Complete Genome Sequence of Bacillus megaterium Podophage Palmer.

Bacillus megaterium has been widely used as a research tool for decades. Its use is on the rise as a recombinant protein production host and as a bioremediation bacterium. Bacteriophages against this bacterium may have biotechnological applications. Here, we describe the novel podophage Palmer, which infects B. megaterium.

GENOME ANNOUNCEMENT

Bacillus megaterium is a Gram-positive bacterium widely used in industry as a protein production host (1). Information can be gleaned from the study of bacteriophages which infect this host to improve the use of the bacterium in both research and industrial settings. For that purpose, novel podophage Palmer was isolated and characterized.

Bacteriophage Palmer was isolated from a soil sample collected in College Station, TX, USA. Phage DNA was sequenced in an Illumina MiSeq 250-bp paired-end run with a 550-bp insert library at the Genomic Sequencing and Analysis Facility at the University of Texas (Austin, TX, USA). Quality controlled, trimmed reads were assembled to a single contig of circular assembly at 117.8-fold coverage using Velvet version 1.2.10. The contig was confirmed to be complete by PCR using primers that face the upstream and downstream ends of the contig. Products from the PCR amplification of the junctions of concatemeric molecules were sequenced by Sanger sequencing (Eton Bioscience, San Diego, CA). Genes were predicted using GeneMarkS (2) and corrected using software tools available on the Center for Phage Technology (CPT) Galaxy instance (https://cpt.tamu.edu/galaxy-public/). The morphology of Palmer was determined using transmission electron microscopy performed at the Texas A&M University Microscopy and Imaging Center.

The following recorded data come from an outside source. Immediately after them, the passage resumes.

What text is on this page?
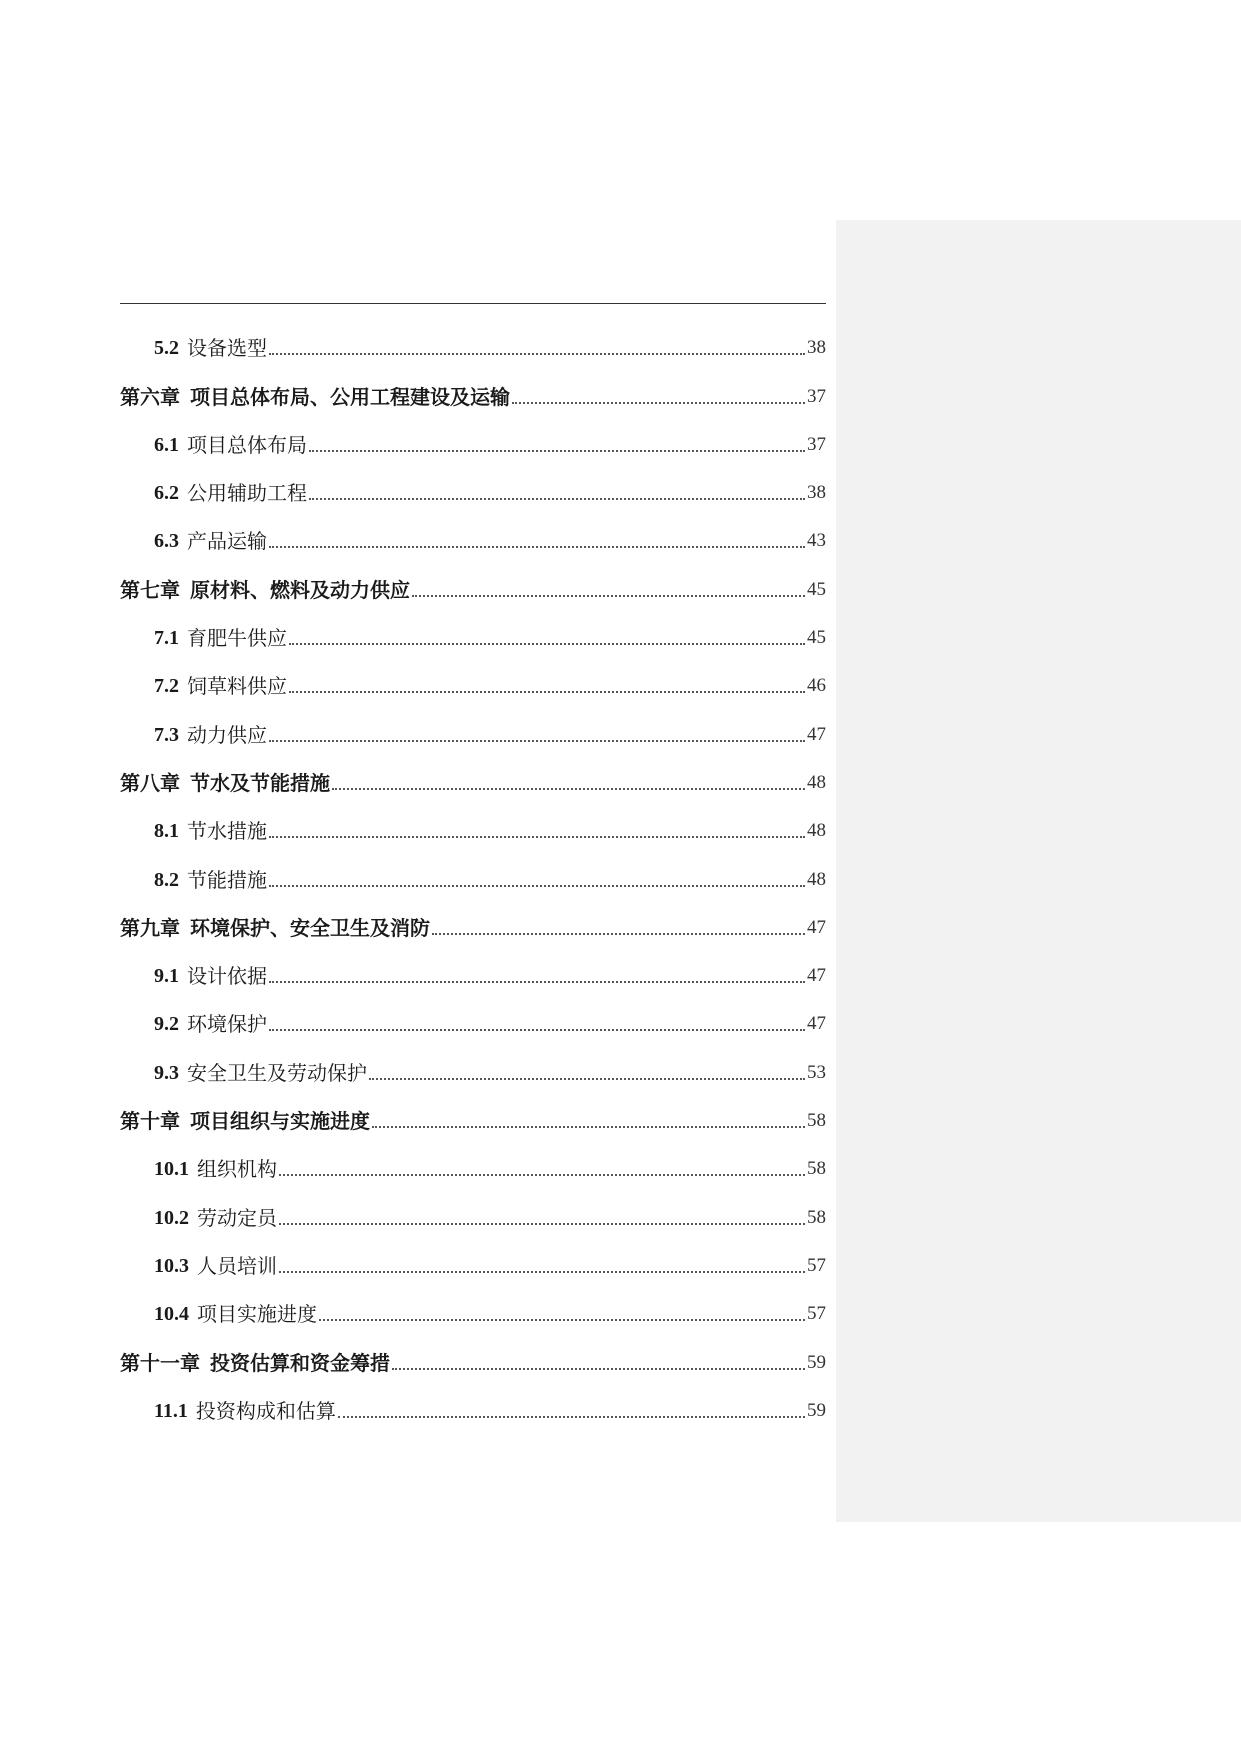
5.2 设备选型	38
第六章 项目总体布局、公用工程建设及运输	37
6.1 项目总体布局	37
6.2 公用辅助工程	38
6.3 产品运输	43
第七章 原材料、燃料及动力供应	45
7.1 育肥牛供应	45
7.2 饲草料供应	46
7.3 动力供应	47
第八章 节水及节能措施	48
8.1 节水措施	48
8.2 节能措施	48
第九章 环境保护、安全卫生及消防	47
9.1 设计依据	47
9.2 环境保护	47
9.3 安全卫生及劳动保护	53
第十章 项目组织与实施进度	58
10.1 组织机构	58
10.2 劳动定员	58
10.3 人员培训	57
10.4 项目实施进度	57
第十一章 投资估算和资金筹措	59
11.1 投资构成和估算	59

Palmer has a 40,000-bp genome with 50 predicted coding sequences, a G+C content of 40.67%, and a coding density of 95.9%. Palmer shares a 66.7, 86.7, 87.6, and 87.8% identity with B. megaterium podophages Pascal (GenBank accession no. KM236247), Page (accession no. NC_022764), Pookie (accession no. KM236248), and Pony (accession no. NC_022770), respectively, as determined by Emboss stretcher (3).

Several phage replication and recombination genes were identified, including two single-strand DNA-binding proteins (one RecT-like), a DnaD/DnaB-like primosome protein, a DnaC-like replication protein, and a plasmid replication/relaxation protein. Homologs of the plasmid replication/relaxation protein are found in several Bacillus phages although their role in the phage life cycle is currently unknown. Also present are an RNA polymerase sigma factor and three transcriptional regulators. One transcriptional regulator is a lambda repressor-like protein indicating that Palmer may be a temperate phage. Genes encoding structural proteins were identified, including a capsid protein, tail spike, and a tail fiber. The tail spike protein contains a pectin lyase domain, presumably to degrade biofilm and promote infection (4). Other genes encoding structural proteins were identified by sequence homology. To accomplish DNA packaging, Palmer contains a head-to-tail joining protein and small and large terminase proteins. TerL homology to other phages indicates that Palmer uses a pac-type head-full packaging. By precedent, the genome was opened to the small terminase gene for annotation purposes (5). To accomplish host cells lysis, Palmer encodes a phi29-like holin, a putative antiholin, and two peptidases. Palmer also has an FtsK/SpoIIIE protein, which is usually associated with DNA translocation in sporulating cells, including B. megaterium (6, 7). Palmer may use this protein to regulate the injection of its DNA into the host cell.

Nucleotide sequence accession number.

The genome sequence of phage Palmer was contributed as accession no. KP411017 to GenBank.